His jaw worked. “Thank you for coming,” he said gruffly. “I didn’t know you and Shandy were still close.”

“I wouldn’t describe it as close,” Felicity said carefully. “We exchanged Christmas cards. And emails occasionally. I got a birth announcement. She did share her diagnosis with me. I saw her once at the hospital. She was so damn brave, and yet I know she worried about the baby.”

“That’s what I want to talk to you about.”

He put the car in gear and pulled out in a flurry of gravel. From the cemetery, Wynn’s house wasn’t far as the crow flies. But the roads to access it were winding and narrow.

Felicity held on to the door handle as they climbed higher. The lane was rutted from recent heavy rains. They lurched from side to side. Their progress continued. The vehicle was equipped to handle much worse.

After they bounced jarringly into one Grand Canyon–sized pothole, Felicity rubbed the center of her forehead where a headache brewed. “You’re rich,” she muttered. “Why don’t you fix this?”

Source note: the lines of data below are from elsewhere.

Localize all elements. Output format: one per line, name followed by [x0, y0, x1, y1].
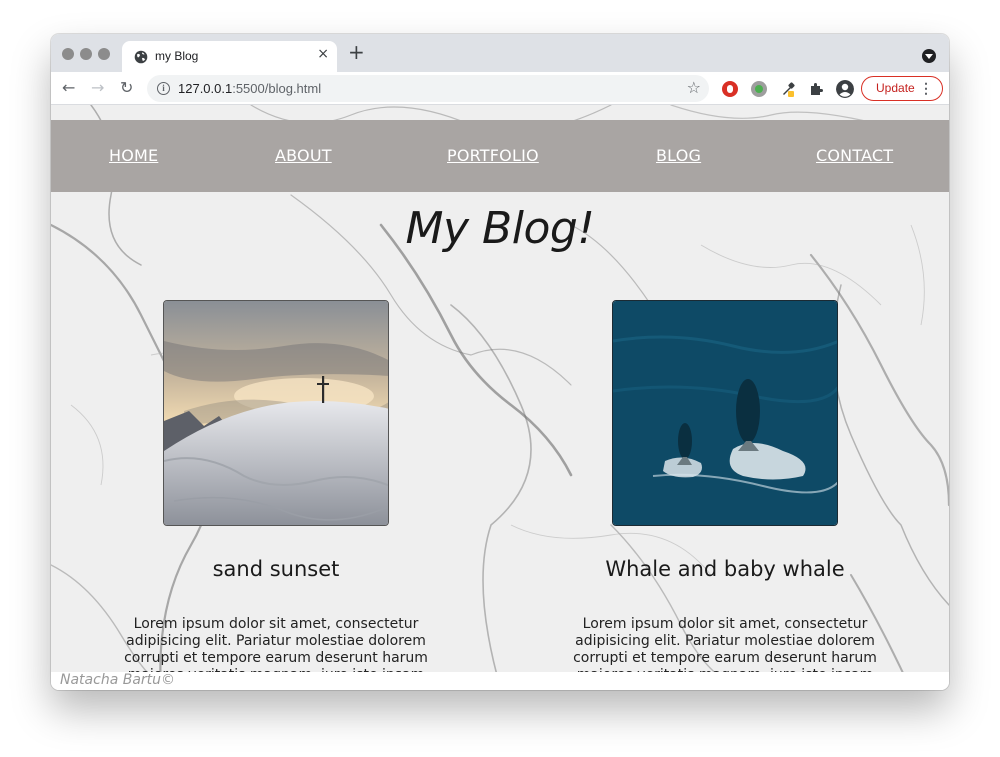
update-label: Update [876, 81, 915, 95]
site-info-icon[interactable]: i [157, 82, 170, 95]
nav-link-about[interactable]: ABOUT [275, 146, 332, 165]
url-path: :5500/blog.html [232, 81, 322, 96]
reload-button[interactable]: ↻ [120, 78, 133, 98]
tab-my-blog[interactable]: my Blog × [122, 41, 337, 72]
browser-menu-icon[interactable]: ⋮ [919, 77, 933, 100]
tab-strip: my Blog × + [51, 34, 949, 72]
extension-dot-inner [755, 85, 763, 93]
tab-search-icon[interactable] [922, 49, 936, 63]
footer-credit: Natacha Bartu© [60, 672, 176, 688]
close-window-dot[interactable] [62, 48, 74, 60]
tab-close-icon[interactable]: × [317, 46, 329, 62]
page-viewport: HOME ABOUT PORTFOLIO BLOG CONTACT My Blo… [51, 105, 949, 690]
forward-button[interactable]: → [91, 78, 104, 98]
nav-link-contact[interactable]: CONTACT [816, 146, 893, 165]
maximize-window-dot[interactable] [98, 48, 110, 60]
url-text: 127.0.0.1:5500/blog.html [178, 81, 321, 96]
post-title-2: Whale and baby whale [605, 557, 845, 581]
nav-link-portfolio[interactable]: PORTFOLIO [447, 146, 539, 165]
nav-link-blog[interactable]: BLOG [656, 146, 701, 165]
update-button[interactable]: Update ⋮ [861, 76, 943, 101]
mountain-summit-cross-photo [164, 301, 388, 525]
site-footer: Natacha Bartu© [51, 672, 949, 690]
browser-window: my Blog × + ← → ↻ i 127.0.0.1:5500/blog.… [51, 34, 949, 690]
adblock-hand-shape [727, 85, 733, 93]
minimize-window-dot[interactable] [80, 48, 92, 60]
post-image-mountain[interactable] [163, 300, 389, 526]
eyedropper-extension-icon[interactable] [780, 81, 796, 97]
post-title-1: sand sunset [212, 557, 340, 581]
browser-toolbar: ← → ↻ i 127.0.0.1:5500/blog.html ☆ Updat… [51, 72, 949, 105]
page-title: My Blog! [405, 203, 595, 254]
nav-link-home[interactable]: HOME [109, 146, 158, 165]
globe-icon [134, 50, 148, 64]
address-bar[interactable]: i 127.0.0.1:5500/blog.html ☆ [147, 75, 709, 102]
extension-dot-icon[interactable] [751, 81, 767, 97]
tab-title: my Blog [155, 49, 199, 63]
site-navbar: HOME ABOUT PORTFOLIO BLOG CONTACT [51, 120, 949, 192]
post-image-whales[interactable] [612, 300, 838, 526]
puzzle-extensions-icon[interactable] [808, 81, 824, 97]
bookmark-star-icon[interactable]: ☆ [687, 78, 701, 97]
back-button[interactable]: ← [62, 78, 75, 98]
profile-avatar-icon[interactable] [836, 80, 854, 98]
adblock-extension-icon[interactable] [722, 81, 738, 97]
whales-ocean-photo [613, 301, 837, 525]
url-host: 127.0.0.1 [178, 81, 233, 96]
new-tab-button[interactable]: + [348, 42, 365, 62]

Wynn jerked the wheel and narrowly missed an even bigger hole. “The road deters unwanted visitors.”

“Ah.”

At last, they reached an iron gate with a code box. Wynn punched in a handful of numbers, waited for the gate to slide back, then pulled onto a paved driveway.

“Thank goodness,” Felicity said. “I think I cracked a tooth back there.”

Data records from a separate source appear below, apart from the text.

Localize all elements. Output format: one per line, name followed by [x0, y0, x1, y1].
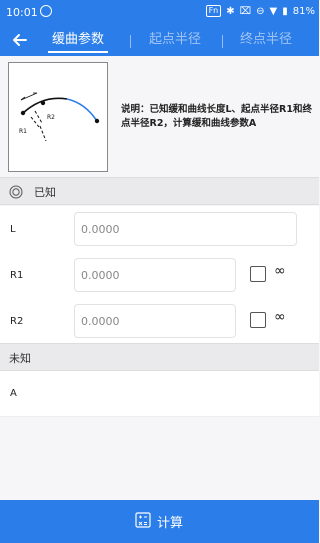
bluetooth-icon: ✱ [226, 5, 235, 17]
param-label-l: L [10, 224, 16, 235]
wifi-icon: ▼ [269, 5, 278, 17]
calculate-button[interactable]: 计算 [0, 500, 319, 543]
unknown-section-title: 未知 [9, 352, 31, 365]
app-bar: 10:01 Fn ✱ ⌧ ⊖ ▼ ▮ 81% 缓曲参数 起点半径 终点半径 [0, 0, 319, 56]
known-section-header: 已知 [0, 177, 319, 205]
status-time: 10:01 [6, 6, 38, 19]
vibrate-icon: ⌧ [239, 5, 252, 17]
tab-transition-params[interactable]: 缓曲参数 [47, 32, 109, 53]
result-label-a: A [10, 388, 17, 399]
known-section-title: 已知 [34, 186, 56, 199]
r2-infinity-checkbox[interactable] [250, 312, 266, 328]
description-text: 说明：已知缓和曲线长度L、起点半径R1和终点半径R2，计算缓和曲线参数A [121, 104, 312, 129]
battery-level: 81% [292, 5, 315, 17]
fn-icon: Fn [205, 5, 222, 17]
param-label-r2: R2 [10, 316, 24, 327]
calculate-label: 计算 [157, 516, 184, 531]
calculator-icon [135, 512, 151, 528]
r1-input[interactable]: 0.0000 [74, 258, 236, 292]
toolbar: 缓曲参数 起点半径 终点半径 [0, 24, 319, 56]
param-row-r1: R1 0.0000 ∞ [0, 252, 319, 298]
param-label-r1: R1 [10, 270, 24, 281]
tab-end-radius[interactable]: 终点半径 [240, 32, 292, 52]
r1-infinity-label: ∞ [274, 263, 286, 279]
tab-divider [222, 35, 223, 48]
diagram-label-r2: R2 [47, 114, 55, 121]
param-row-l: L 0.0000 [0, 206, 319, 252]
r2-infinity-label: ∞ [274, 309, 286, 325]
param-row-r2: R2 0.0000 ∞ [0, 298, 319, 343]
notification-icon [40, 5, 52, 17]
curve-diagram: R1 R2 [8, 62, 108, 172]
diagram-label-r1: R1 [19, 128, 27, 135]
status-bar: 10:01 Fn ✱ ⌧ ⊖ ▼ ▮ 81% [0, 0, 319, 24]
tab-start-radius[interactable]: 起点半径 [149, 32, 201, 52]
tab-divider [130, 35, 131, 48]
result-row-a: A [0, 371, 319, 417]
r1-infinity-checkbox[interactable] [250, 266, 266, 282]
curve-diagram-graphic: R1 R2 [19, 92, 100, 142]
back-arrow-icon[interactable] [8, 28, 32, 52]
r2-input[interactable]: 0.0000 [74, 304, 236, 338]
battery-icon: ▮ [282, 5, 288, 17]
l-input[interactable]: 0.0000 [74, 212, 297, 246]
status-icons: Fn ✱ ⌧ ⊖ ▼ ▮ 81% [205, 5, 315, 17]
dnd-icon: ⊖ [256, 5, 265, 17]
unknown-section-header: 未知 [0, 343, 319, 371]
target-icon [9, 185, 23, 199]
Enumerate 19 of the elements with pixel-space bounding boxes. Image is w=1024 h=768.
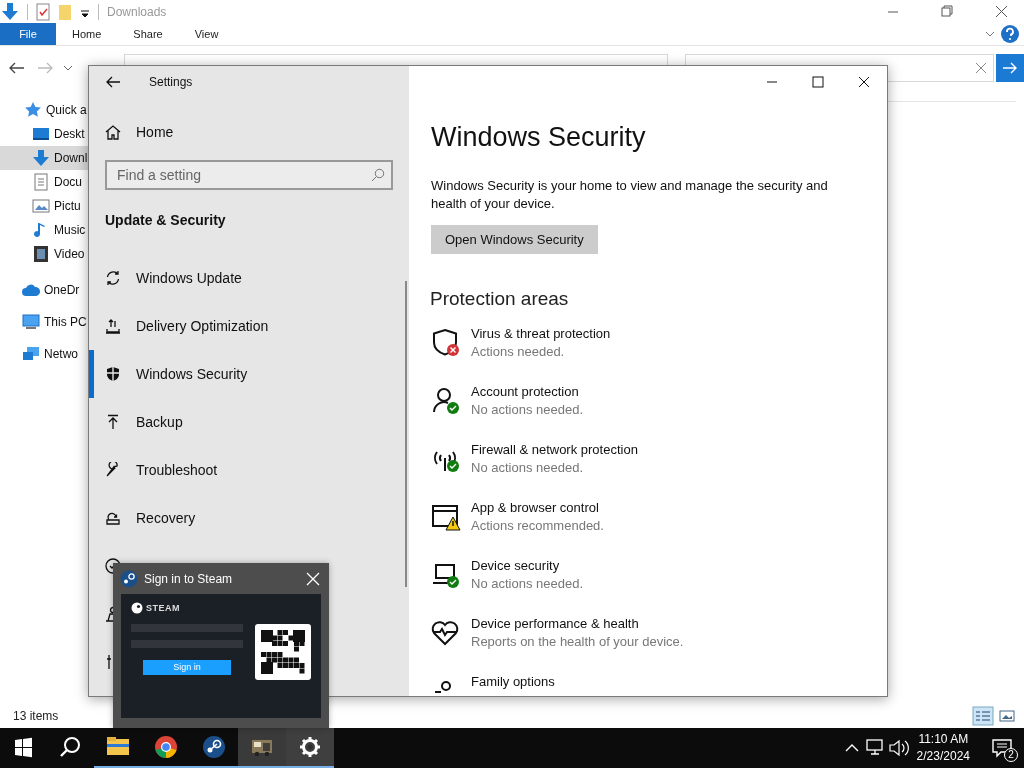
window-title: Downloads: [107, 4, 167, 19]
status-text: Reports on the health of your device.: [471, 634, 684, 649]
section-heading: Protection areas: [430, 288, 569, 310]
section-heading: Update & Security: [104, 212, 227, 228]
status-text: No actions needed.: [471, 460, 585, 475]
status-text: No actions needed.: [471, 402, 584, 417]
sign-in-button: Sign in: [143, 660, 231, 675]
brand-name: STEAM: [146, 603, 180, 613]
description-text: Windows Security is your home to view and manage the security and health of your device.: [431, 177, 829, 213]
notification-badge: 2: [1004, 748, 1018, 762]
status-text: Actions needed.: [471, 344, 566, 359]
preview-title: Sign in to Steam: [144, 571, 233, 586]
status-text: Actions recommended.: [471, 518, 604, 533]
status-text: No actions needed.: [471, 576, 584, 591]
clock-time: 11:10 AM: [918, 731, 969, 748]
window-title: Settings: [149, 75, 193, 89]
item-count: 13 items: [13, 709, 59, 723]
clock-date: 2/23/2024: [916, 748, 970, 765]
page-title: Windows Security: [431, 122, 646, 153]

Wynn chuckled, though the sound was rusty. As if he hadn’t laughed in a very long time. “You always were a smart-ass.”

Felicity winced inwardly. She didn’t like talking about the past. She much preferred concentrating on the here and now.

When Wynn’s house came in sight, she smothered a gasp. It was magnificent. Somehow, a parcel of land had been carved out of the forest. The house sat like a regal monarch—slate roof, copper guttering, enormous rough logs probably reclaimed from a site out west from the look of them.

“It’s gorgeous, Wynn,” she said. And just the thing for an unapologetic recluse. “How on earth do you clean it?”

He shifted the gear into Park. “Why is that always the first place women go?”